Très grand film de Renoir, La Grande illusion éblouit par l’émotion qui se dégage autour d’un
propos de plus en plus dramatique et fascine par sa construction qui propose,
au fur et à mesure du film, de resserrer sans cesse davantage l’intrigue, avec
de moins en moins de personnages, jusqu’à deux petites silhouettes perdues dans
la neige.
Comme à son habitude, Renoir construit un film
esthétique, d’une maîtrise totale, qu’il s’agisse de mouvements de caméra
complexes et profonds pour peindre des mouvements avec de nombreux personnages,
ou dans les moments intimes de la dernière partie.

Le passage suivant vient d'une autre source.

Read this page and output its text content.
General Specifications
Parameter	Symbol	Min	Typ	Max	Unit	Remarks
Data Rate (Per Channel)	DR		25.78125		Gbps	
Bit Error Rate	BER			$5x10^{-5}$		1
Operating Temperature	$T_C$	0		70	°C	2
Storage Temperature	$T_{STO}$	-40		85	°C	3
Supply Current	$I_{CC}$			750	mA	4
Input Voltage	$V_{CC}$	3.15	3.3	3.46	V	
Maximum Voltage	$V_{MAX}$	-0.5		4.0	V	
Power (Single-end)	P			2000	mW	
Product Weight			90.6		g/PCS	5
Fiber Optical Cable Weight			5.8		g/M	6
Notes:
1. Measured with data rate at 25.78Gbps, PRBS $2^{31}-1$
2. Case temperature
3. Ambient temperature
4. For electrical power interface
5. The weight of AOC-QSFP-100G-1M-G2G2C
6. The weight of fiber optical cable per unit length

L’interprétation est exceptionnelle (Renoir est
entouré d’acteurs fabuleux) et les personnages sont devenus légendaires, depuis
Rauffenstein jusqu’à Maréchal en passant par de Boëldieu.
L’histoire passionnante est d’abord un récit de
guerre (mais sans combat : ce sont les personnages et ce qu’ils
représentent qui intéressent Renoir) avec l’épisode dans le camp de prisonniers
où Maréchal et ses compagnons tentent de s’enfuir. Renoir peint avec sa
virtuosité, sa verve et sa truculence habituelles la vie dans le camp, émaillée
de rires ou de moments sombres, de moments insolites et d’autres graves.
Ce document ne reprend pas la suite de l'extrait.